Perhaps timed to the Middle East weather, Israeli Prime Minister Benjamin Netanyahu is coming under heated attack from his political foes. His current nemesis remains Knesset member Avigdor Lieberman of Yisrael Beiteinu, who is hitting Netanyahu hard on issues such as religion and state, while Ehud Barak focuses on the prime minister’s corruption charges.
With Netanyahu’s Likud polling at around 30 mandates—five below their results in the April elections—former Netanyahu adviser Mitchel Barak, CEO of Keevoon Research, Strategy and Communications Ltd., told JNS that Netanyahu will need to find a campaign strategy.
“While just the other day he promised to place private day-care facilities under some kind of government authority even though there is no plan, no budget, and the education minister read about it in the media. From past experience, one of those ‘Hail Marys’ will be caught by the public. Once he figures out which one works, he will concentrate on that.”
In this election, it will be very difficult for Netanyahu to count on the fact that many Israelis see him as “Mr. Security”—a factor that he has used to his advantage in the past.
Over the summer, fires in southern Israel caused by Hamas sending incendiary balloons have not ceased and have met with only a limited response from the Israel Defense Forces; it’s seen as a weakness for Netanyahu. While Netanyahu’s strategy of restraint in Gaza amid the arson and occasional rocket flareups has been derided by his opponents, there appears to be little public appetite for a full-scale ground offensive into the Gaza Strip.
At the same time, Netanyahu is also running against four former IDF chiefs of staff: Benny Gantz, Moshe Ya’alon and Gabi Ashkenazi in the Blue and White Party; and Ehud Barak in the new Israeli Democratic Party (whose No. 2, Yair Golan was deputy chief of staff of the IDF).
As such, Dahlia Scheindlin, a policy fellow at Mitvim Institute: The Israeli Institute for Regional Foreign Policies, told JNS that Netanyahu will instead likely leverage his diplomatic achievements and international stature as the election draws near.

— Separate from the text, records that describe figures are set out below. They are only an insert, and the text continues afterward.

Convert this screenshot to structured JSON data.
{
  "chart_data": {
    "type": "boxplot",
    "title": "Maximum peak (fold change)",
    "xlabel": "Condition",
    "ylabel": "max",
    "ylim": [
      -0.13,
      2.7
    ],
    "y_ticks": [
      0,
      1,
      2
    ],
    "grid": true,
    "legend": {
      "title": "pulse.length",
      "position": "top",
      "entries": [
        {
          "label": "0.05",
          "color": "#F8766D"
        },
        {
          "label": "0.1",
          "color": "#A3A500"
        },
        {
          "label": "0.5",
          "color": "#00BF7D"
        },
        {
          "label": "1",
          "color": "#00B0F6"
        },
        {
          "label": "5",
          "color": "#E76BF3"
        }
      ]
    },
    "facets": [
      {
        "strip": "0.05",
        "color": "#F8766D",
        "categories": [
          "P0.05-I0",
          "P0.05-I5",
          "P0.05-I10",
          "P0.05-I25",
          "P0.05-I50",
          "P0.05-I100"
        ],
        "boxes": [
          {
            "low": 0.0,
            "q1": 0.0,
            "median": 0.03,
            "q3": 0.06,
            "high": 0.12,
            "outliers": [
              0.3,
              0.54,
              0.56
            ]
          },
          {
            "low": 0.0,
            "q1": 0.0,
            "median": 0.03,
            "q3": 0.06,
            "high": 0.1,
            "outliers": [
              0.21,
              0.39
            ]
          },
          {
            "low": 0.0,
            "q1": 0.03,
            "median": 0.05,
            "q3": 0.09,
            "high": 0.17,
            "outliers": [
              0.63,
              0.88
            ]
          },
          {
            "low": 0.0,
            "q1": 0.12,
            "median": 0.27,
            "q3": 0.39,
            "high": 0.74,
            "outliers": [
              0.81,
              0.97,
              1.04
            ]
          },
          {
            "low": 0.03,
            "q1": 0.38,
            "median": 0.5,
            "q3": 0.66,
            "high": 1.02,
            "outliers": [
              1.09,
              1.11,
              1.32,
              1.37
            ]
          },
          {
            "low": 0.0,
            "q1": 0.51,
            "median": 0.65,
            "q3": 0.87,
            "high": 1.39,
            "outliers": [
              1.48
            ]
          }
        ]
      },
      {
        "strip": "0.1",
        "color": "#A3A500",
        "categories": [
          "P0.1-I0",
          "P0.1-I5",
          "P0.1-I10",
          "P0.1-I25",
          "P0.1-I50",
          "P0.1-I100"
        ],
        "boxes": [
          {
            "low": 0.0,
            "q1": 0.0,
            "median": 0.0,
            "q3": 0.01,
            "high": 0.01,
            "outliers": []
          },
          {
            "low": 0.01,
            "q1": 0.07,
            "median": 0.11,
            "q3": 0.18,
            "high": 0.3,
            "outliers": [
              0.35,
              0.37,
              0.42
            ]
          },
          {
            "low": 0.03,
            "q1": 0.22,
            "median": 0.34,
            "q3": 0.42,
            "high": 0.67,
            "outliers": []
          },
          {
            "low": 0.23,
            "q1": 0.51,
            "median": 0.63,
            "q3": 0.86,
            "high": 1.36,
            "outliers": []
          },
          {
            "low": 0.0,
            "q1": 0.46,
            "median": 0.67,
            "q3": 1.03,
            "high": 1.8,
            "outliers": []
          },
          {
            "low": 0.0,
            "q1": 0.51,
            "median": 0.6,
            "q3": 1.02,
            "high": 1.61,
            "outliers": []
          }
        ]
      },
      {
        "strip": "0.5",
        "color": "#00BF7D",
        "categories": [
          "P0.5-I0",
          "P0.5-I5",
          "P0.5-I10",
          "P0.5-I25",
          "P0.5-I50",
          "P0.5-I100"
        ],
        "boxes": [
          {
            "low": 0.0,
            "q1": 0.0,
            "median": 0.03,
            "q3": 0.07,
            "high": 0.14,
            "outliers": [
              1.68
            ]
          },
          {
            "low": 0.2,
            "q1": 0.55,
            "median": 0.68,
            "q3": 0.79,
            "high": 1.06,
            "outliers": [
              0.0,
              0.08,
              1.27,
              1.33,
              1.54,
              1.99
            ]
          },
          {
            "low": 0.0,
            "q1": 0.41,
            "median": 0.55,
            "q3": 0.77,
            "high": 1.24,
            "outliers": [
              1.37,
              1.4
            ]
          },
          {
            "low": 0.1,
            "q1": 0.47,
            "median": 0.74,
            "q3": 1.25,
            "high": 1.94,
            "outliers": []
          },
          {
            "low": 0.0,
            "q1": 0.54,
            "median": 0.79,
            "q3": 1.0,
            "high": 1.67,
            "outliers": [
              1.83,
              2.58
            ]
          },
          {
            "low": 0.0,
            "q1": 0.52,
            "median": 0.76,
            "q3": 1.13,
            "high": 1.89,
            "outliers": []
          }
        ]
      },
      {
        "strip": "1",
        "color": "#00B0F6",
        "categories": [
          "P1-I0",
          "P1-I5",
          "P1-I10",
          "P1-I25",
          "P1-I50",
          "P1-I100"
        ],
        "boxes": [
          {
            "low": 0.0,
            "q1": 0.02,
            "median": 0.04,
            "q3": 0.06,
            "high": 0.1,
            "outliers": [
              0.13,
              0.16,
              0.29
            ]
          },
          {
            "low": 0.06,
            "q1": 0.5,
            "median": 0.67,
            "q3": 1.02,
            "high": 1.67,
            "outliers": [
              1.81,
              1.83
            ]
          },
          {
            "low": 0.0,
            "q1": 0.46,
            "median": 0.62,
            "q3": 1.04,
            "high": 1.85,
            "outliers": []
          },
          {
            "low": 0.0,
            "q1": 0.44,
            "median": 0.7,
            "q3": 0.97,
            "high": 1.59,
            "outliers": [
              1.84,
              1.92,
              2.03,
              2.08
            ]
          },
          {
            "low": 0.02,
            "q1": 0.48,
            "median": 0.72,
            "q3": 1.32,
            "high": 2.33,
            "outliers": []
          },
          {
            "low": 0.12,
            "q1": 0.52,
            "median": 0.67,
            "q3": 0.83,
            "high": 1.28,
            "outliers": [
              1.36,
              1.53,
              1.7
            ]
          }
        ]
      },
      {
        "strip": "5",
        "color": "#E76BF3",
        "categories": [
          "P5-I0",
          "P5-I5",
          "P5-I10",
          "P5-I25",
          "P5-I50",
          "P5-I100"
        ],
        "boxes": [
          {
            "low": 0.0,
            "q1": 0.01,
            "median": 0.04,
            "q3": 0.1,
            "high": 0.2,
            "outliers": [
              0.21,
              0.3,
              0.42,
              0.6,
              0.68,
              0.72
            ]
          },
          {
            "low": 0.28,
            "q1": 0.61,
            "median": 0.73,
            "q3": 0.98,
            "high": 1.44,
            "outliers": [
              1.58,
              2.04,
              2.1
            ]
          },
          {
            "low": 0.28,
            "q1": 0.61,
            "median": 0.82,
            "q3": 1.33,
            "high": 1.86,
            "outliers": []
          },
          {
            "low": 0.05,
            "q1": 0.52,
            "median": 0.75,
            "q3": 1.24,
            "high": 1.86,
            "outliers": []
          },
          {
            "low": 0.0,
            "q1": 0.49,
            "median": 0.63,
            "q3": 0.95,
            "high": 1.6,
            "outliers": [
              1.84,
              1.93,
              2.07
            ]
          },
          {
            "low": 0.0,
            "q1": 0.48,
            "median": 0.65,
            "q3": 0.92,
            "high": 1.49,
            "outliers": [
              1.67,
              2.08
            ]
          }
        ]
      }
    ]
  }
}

“Netanyahu is well-aware that the strongest positive factor—incidentally, among both his base, but well beyond his voters, too, in my opinion—is his image as the country’s most skilled diplomat. In all other fields, he is mired in scandal, political instability, the sense that he’s worn out a healthy length of leadership for a democracy and may be losing his grip. I think this concerns even his base.”
‘A different league’
Focusing on diplomatic successes has certainly borne fruit for Netanyahu in the past. Leading up to the 2015 elections, Netanyahu made his famous, strong and passionate speech to a joint session of U.S. Congress, laying out why he stood so strongly against the Iranian nuclear deal. This reminded the disenchanted element in his base of his strength when it comes to security and diplomacy, and the “no one can do it like Bibi” perspective that led to Likud growing from 18 to 30 mandates in those elections.
Prior to the April 9 elections, Netanyahu visited the White House, where U.S. President Trump announced United States recognition of Israeli sovereignty over the strategic Golan Heights.
A few days before the election, the prime minister met with Russian President Vladimir Putin at the Kremlin after the incredible moment in which the remains of Zachary Baumel, an IDF soldier who was missing in action for 37 years, were returned to Israel with Russian assistance. Huge billboards In Israel showed Netanyahu and Trump shaking hands with the words “A different league,” drawing a distinction between Netanyahu’s ability to fight Israeli diplomatic isolation with those vying for his job.
Likud voters who had hesitations about supporting Netanyahu, given his many legal woes, saw him as their superhero, and Likud went on to win a whopping 35 mandates.